1959 begann die deutsche Post den "öffentlich-beweglichen Landfunkdienst" mit rund 150 Sendemasten in der Bundesrepublik Deutschland aufzubauen. Damals war die Sprechverbindung aus dem eigenen Auto heraus freilich noch ein Privileg, das sogar nur einem kleinen Teil den sprichwörtlichen "Oberen Zehntausend" vergönnt war: 1965 waren in der BRD gerade erst 2000 Autoanschlüsse registriert.
Anfang der Siebzigerjahre stieg die Zahl auf gut 6000, um im Jahrzehnt darauf förmlich zu explodieren und sich bis Ende der Achtziger auf etwa 30'000 Autotelefone zu steigern. Seit Mai 1972 konnte man sogar selbst vom Auto aus eine Nummer anwählen. Zuvor waren automobile Telekommunikatoren noch auf das berühmte "Fräulen vom Amt" angewiesen gewesen. Später folgten sogar Geräte mit automatischem Anrufbeantworter.

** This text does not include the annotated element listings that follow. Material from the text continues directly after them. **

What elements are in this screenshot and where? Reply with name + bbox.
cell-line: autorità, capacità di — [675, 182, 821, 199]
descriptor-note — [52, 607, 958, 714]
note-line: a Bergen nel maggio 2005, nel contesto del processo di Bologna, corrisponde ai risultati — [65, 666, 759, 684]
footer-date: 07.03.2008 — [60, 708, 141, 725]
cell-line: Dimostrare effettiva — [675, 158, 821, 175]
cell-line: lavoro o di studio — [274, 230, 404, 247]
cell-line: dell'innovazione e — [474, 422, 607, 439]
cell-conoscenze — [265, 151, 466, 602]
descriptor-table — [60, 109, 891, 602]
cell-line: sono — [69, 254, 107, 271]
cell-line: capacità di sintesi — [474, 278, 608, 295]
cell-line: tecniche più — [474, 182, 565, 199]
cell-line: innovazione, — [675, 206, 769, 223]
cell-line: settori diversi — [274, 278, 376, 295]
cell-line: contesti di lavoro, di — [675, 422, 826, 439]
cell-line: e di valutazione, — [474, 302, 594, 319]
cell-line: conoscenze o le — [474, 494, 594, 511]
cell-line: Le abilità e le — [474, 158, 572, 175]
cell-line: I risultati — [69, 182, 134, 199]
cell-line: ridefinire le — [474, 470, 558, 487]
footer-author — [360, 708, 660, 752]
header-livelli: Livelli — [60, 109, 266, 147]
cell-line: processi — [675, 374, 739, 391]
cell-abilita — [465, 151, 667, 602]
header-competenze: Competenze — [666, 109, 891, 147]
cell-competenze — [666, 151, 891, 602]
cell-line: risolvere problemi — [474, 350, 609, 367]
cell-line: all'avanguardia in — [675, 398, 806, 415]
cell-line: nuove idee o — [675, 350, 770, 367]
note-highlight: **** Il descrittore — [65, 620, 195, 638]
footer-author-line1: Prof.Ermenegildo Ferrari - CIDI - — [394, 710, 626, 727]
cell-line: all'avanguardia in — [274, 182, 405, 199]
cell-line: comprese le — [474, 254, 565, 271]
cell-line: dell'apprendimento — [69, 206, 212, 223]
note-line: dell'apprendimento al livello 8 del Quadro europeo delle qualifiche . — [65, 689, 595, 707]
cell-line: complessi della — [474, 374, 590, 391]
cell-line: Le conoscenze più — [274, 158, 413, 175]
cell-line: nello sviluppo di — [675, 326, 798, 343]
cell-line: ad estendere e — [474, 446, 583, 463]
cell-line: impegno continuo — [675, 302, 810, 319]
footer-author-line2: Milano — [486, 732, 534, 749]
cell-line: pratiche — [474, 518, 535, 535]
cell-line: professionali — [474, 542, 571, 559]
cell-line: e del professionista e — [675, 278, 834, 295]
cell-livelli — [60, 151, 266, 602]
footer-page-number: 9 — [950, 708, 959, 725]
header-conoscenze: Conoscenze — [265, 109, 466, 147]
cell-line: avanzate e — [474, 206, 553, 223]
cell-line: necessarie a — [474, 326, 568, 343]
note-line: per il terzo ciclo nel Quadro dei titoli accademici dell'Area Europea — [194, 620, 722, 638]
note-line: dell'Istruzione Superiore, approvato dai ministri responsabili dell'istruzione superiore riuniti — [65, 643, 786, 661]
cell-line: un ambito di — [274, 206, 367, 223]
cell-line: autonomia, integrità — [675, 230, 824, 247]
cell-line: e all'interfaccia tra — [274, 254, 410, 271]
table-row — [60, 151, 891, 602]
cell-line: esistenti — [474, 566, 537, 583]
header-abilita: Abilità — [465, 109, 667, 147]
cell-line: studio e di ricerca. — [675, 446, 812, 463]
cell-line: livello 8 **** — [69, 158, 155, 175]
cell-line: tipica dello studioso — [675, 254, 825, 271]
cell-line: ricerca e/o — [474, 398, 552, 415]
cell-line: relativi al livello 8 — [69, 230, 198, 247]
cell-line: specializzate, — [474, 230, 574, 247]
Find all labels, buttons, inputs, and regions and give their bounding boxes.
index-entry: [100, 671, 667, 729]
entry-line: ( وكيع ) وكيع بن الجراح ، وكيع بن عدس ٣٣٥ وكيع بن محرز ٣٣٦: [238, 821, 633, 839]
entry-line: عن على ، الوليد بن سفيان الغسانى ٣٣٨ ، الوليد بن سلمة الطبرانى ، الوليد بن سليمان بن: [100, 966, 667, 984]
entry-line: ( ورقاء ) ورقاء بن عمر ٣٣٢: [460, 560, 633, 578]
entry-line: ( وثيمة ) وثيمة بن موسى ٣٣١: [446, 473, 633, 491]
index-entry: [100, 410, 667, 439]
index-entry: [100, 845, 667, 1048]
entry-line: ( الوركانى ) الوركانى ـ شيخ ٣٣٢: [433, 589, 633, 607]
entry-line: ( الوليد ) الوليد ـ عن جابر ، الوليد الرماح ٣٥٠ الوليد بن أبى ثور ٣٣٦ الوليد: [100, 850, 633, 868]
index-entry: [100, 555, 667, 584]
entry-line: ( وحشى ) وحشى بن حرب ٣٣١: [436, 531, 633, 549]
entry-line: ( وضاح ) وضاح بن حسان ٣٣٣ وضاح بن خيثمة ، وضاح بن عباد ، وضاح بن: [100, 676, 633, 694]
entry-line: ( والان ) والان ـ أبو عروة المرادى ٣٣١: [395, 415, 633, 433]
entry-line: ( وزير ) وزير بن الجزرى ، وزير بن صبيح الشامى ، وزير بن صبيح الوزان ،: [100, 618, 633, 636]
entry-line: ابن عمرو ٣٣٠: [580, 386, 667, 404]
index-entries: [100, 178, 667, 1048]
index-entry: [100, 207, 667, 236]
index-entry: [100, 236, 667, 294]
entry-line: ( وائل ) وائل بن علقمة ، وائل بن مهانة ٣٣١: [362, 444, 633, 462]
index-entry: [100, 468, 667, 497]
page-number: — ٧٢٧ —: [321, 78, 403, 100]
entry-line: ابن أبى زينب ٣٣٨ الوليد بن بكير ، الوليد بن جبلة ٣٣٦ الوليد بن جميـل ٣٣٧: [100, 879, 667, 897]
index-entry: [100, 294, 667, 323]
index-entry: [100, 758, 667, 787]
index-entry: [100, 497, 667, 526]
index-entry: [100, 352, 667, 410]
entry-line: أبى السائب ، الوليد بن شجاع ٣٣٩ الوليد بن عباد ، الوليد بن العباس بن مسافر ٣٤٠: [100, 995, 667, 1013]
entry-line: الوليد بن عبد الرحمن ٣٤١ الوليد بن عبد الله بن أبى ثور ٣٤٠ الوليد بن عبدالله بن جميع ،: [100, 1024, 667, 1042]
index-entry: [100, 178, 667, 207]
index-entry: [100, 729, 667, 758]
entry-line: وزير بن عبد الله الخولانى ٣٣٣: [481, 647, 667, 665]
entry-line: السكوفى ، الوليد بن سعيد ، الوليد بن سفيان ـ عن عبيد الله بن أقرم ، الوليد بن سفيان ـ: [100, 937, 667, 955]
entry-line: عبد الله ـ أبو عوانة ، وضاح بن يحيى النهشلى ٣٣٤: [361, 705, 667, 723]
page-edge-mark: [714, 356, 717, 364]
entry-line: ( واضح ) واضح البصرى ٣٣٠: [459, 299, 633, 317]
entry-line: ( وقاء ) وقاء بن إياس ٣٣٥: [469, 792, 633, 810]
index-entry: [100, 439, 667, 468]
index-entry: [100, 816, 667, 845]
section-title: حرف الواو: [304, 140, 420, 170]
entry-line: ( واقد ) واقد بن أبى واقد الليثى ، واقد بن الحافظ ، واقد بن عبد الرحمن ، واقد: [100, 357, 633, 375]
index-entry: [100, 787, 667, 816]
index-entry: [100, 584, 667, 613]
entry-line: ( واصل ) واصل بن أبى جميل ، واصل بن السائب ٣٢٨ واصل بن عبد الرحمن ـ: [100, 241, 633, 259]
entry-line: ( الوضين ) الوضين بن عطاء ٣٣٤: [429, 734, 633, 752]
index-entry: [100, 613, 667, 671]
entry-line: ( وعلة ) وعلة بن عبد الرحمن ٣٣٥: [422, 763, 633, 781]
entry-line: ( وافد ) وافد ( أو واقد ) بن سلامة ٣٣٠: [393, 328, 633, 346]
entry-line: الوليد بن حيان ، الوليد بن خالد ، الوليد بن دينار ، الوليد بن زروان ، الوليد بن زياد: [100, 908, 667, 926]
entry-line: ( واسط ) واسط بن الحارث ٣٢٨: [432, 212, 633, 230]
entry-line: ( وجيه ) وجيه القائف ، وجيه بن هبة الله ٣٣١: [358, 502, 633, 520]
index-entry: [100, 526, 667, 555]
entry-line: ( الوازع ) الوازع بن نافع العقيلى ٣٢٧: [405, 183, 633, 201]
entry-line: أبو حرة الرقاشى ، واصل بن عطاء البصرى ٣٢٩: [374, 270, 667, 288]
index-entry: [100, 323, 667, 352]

Die "Freisprecheinrichtung" ist hingegen deutlich älter. Bereits 1962 hat Dan Schutz, Sicherheitsdirektor des "Wisconsin Motor Vehicle Department", ein Autotelefon mit Fussbedienung und schwenkbarem Mikrofon an der A-Säule entwickelt. In Italien bezeichnete "Autotelefono" Anfang der Fünfzigerjahre übrigens ein Netz von fest entlang den Fernstrassen installierten Fernsprechern.
Mit dem Siegeszug der kabellosen Mobiltelefone nahmen die Ferngespräche am Steuer schliesslich derart zu, dass sie der Gesetzgeber verbieten musste. Das hat die modernen Motoristen freilich nicht von deren exzessiver Nutzung abgehalten. Eher im Gegenteil: bisweilen hat man das Gefühl, das Autofahren würde sie vom Handy ablenken.